Minimal spaces with cyclic group of homeomorphisms

TL;DR

This paper investigates the entropy of functional envelopes in topological dynamical systems, introduces Slovak spaces with cyclic homeomorphism groups, and constructs examples with surprising entropy properties, including non-uniqueness of the circle.

Contribution

It introduces Slovak spaces with cyclic homeomorphism groups, providing new examples of dynamical systems with unique entropy characteristics and resolving longstanding open problems.

Findings

Entropies are infinite for zero-dimensional spaces unless the system is equicontinuous.

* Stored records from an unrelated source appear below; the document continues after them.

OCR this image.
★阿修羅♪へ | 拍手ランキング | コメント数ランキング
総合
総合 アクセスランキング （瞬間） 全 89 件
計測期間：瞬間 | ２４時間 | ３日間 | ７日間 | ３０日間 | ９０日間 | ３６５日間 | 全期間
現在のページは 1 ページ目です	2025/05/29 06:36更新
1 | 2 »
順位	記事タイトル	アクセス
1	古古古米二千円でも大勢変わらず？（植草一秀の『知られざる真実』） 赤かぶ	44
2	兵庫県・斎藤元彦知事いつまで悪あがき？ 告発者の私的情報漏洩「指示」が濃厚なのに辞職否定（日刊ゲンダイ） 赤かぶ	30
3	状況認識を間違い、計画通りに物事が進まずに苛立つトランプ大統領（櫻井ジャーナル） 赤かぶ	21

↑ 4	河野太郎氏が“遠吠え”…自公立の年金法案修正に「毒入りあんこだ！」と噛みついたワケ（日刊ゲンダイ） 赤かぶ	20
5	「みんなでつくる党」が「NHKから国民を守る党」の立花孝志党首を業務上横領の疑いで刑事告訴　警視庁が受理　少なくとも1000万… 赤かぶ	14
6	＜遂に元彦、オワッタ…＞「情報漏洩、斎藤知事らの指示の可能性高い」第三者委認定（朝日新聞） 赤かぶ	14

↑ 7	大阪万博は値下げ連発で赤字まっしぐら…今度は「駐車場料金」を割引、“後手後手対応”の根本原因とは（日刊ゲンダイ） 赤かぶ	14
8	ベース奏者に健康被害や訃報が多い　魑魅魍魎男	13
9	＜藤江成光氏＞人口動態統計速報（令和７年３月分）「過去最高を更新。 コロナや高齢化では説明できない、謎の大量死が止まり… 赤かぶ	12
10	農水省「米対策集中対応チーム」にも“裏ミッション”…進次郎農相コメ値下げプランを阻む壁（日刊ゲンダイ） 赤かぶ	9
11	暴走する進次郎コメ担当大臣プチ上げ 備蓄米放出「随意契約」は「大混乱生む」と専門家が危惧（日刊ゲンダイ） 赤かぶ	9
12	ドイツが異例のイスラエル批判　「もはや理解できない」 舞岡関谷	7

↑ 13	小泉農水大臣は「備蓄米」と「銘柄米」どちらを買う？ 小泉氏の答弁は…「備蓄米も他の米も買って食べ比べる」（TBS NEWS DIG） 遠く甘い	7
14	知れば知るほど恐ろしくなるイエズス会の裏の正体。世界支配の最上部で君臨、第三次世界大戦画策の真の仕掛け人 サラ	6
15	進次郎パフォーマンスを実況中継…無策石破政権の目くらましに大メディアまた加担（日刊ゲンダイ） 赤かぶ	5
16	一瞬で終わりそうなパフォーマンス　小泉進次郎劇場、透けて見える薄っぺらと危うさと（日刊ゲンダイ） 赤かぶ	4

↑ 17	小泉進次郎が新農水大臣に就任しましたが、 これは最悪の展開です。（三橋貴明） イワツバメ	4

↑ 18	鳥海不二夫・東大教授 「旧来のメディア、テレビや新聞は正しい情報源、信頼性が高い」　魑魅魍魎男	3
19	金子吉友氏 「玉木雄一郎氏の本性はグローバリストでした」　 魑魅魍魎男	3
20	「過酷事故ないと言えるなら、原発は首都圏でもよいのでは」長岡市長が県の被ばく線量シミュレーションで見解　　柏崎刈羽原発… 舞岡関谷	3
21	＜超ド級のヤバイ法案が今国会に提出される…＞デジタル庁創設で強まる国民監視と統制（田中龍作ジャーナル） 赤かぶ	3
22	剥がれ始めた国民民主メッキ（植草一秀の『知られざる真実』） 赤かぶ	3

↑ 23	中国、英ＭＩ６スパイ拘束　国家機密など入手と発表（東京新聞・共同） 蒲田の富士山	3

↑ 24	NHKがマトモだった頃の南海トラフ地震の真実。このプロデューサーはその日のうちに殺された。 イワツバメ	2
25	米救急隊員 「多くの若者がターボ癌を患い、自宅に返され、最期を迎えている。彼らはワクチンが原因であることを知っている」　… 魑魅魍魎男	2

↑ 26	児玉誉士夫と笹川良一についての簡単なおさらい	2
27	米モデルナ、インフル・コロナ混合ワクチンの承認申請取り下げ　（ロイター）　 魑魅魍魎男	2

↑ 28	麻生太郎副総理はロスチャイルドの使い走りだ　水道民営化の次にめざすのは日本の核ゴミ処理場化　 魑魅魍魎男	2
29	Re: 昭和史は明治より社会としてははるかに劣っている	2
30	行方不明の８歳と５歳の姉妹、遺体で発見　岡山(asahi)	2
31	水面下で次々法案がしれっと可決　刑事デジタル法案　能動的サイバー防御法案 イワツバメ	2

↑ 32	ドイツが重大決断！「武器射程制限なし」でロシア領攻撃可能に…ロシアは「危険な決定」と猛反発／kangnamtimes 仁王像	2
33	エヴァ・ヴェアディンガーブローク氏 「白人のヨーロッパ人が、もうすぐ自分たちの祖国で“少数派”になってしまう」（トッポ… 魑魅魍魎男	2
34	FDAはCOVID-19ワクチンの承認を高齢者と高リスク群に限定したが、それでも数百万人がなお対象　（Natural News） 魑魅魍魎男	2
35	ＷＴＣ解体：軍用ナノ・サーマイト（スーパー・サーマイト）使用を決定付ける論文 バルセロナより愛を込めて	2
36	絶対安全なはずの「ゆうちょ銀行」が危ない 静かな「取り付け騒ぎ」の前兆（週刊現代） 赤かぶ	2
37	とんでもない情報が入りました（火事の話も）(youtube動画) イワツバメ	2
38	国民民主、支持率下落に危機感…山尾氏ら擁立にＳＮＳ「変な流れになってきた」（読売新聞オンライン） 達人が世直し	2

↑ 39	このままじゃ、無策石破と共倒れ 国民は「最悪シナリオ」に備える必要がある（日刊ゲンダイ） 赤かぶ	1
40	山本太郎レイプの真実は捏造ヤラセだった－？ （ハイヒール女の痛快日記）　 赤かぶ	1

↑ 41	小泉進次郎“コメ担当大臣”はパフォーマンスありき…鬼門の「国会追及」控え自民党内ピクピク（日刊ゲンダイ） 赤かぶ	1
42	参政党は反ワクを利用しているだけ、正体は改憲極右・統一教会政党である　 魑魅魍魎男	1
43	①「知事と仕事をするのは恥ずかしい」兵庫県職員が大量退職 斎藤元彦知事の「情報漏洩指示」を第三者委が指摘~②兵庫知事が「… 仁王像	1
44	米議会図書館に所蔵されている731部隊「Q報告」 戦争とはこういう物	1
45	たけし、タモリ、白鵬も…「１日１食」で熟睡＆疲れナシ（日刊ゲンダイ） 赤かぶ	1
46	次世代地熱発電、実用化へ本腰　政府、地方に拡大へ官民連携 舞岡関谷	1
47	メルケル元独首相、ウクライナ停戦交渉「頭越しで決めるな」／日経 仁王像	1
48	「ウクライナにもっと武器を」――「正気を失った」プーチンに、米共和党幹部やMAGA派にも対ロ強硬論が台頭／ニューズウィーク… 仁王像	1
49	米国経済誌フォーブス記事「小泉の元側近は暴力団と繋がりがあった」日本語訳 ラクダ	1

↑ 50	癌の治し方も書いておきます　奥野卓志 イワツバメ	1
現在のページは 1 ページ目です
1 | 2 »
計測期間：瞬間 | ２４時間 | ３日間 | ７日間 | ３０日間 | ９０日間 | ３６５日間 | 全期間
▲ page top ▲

Existence of systems with positive entropy but zero entropy in their functional envelopes.

The circle is not unique as a non-degenerate continuum with only invertible minimal transformations.

Abstract

There are two main subjects in this paper. 1) For a topological dynamical system $(X,T)$ we study the topological entropy of its "functional envelopes" (the action of $T$ by left composition on the space of all continuous self-maps or on the space of all self-homeomorphisms of $X$). In particular we prove that for zero-dimensional spaces $X$ both entropies are infinite except when $T$ is equicontinuous (then both equal zero). 2) We call $Slovak$ $space$ any compact metric space whose homeomorphism group is cyclic and generated by a minimal homeomorphism. Using Slovak spaces we provide examples of (minimal) systems $(X,T)$ with positive entropy, yet, whose functional envelope on homeomorphisms has entropy zero (answering a question posed by Kolyada and Semikina). Finally, also using Slovak spaces, we resolve a long standing open problem whether the circle is a unique non-degenerate continuum admitting minimal continuous transformations but only invertible: No, some Slovak spaces are such, as well.